The volume will provide an analytical overview of the English grain trade and allied trades across this period, supported by a wide range of illustrative documents including: official and legislative sources; administrative records of national and local government; port books, Sound Tolls and related customs documents; records of litigation; printed sources; examples of specialised literature on related trades and skills; and accounts of popular protest and disorder.

The chronology embraces a long swing in the balance of population and resources from the emergence of famine in the fourteenth century to its disappearance during the seventeenth century; and the development of a structural dependence on imports in the nineteenth century. The latter development had implications for the political, social and cultural history of areas in the economic hinterland of England’s grain market (the Baltic and, later, the New World). The period also saw long swings in political economy from price ceilings to price support, and the renewal of the Corn laws in the early nineteenth century to protect farmers from foreign competition. Finally, these changes in political economy were associated with changes in the form and aspirations of popular political intervention—from grain riots to the Anti-Corn Law League. This latter set of issues throws light on long-term changes in political culture—the core beliefs at work in popular politics, and the means by which popular sentiment was mobilised.

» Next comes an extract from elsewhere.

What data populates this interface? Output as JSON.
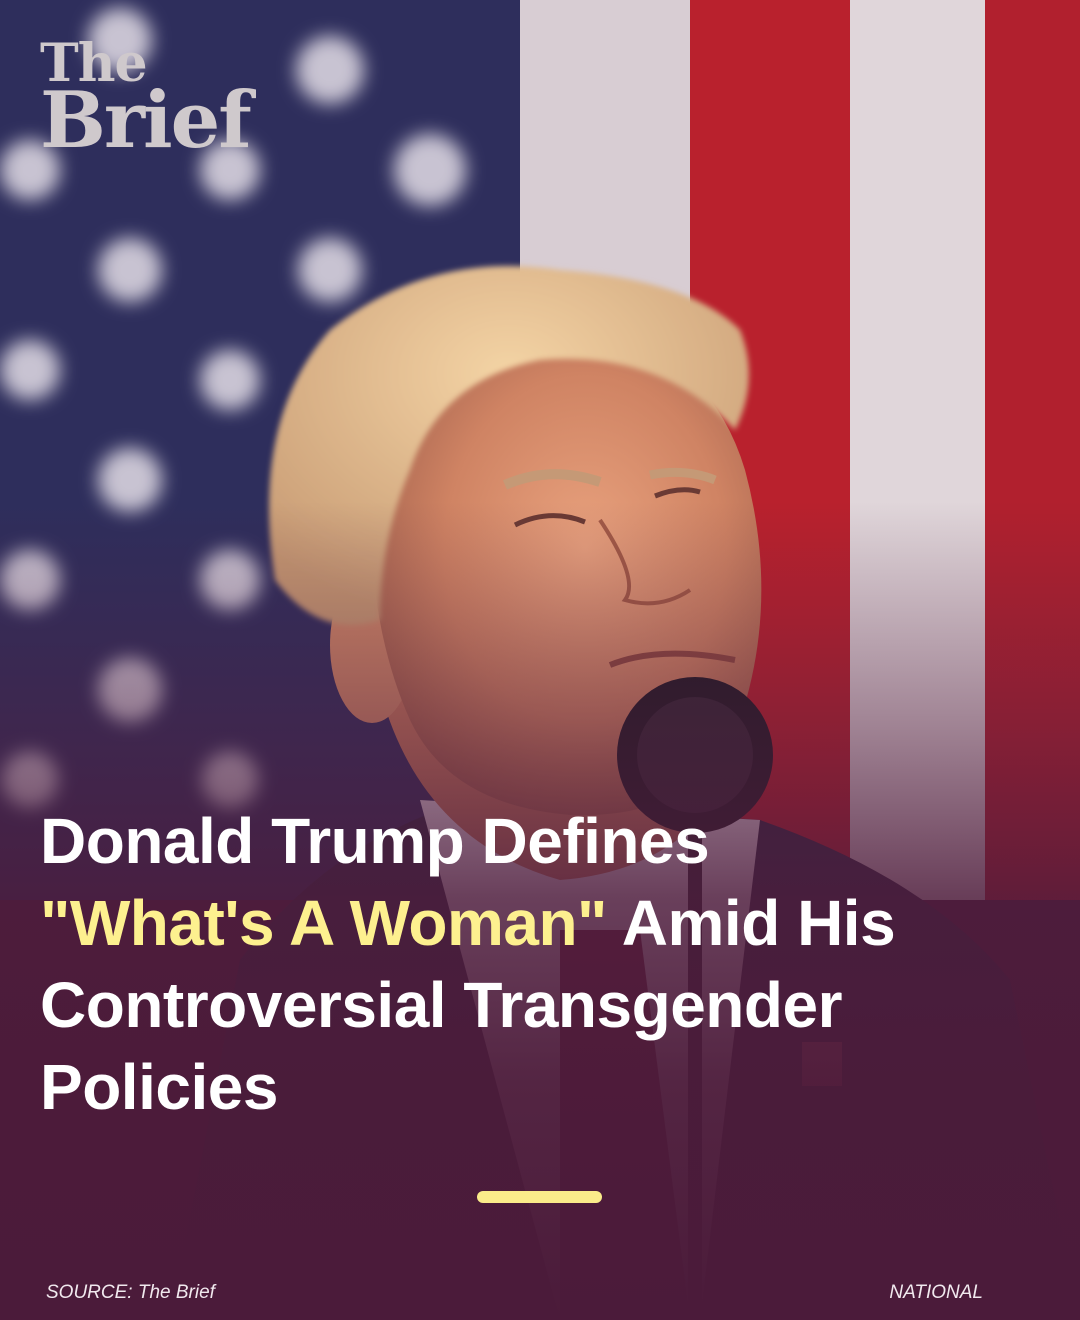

The volume will give an overview of the structure of the grain trade; allied trades and labour demand; production and environmental change; political economy and market regulation; the meanings of bread and grain; and popular politics. Statistical appendices will also be included, which relate to the volume and composition of international trade.
The volume will be published following the completion of the project, marking the culmination of our research, and we hope it will be a useful tool for teaching and further research.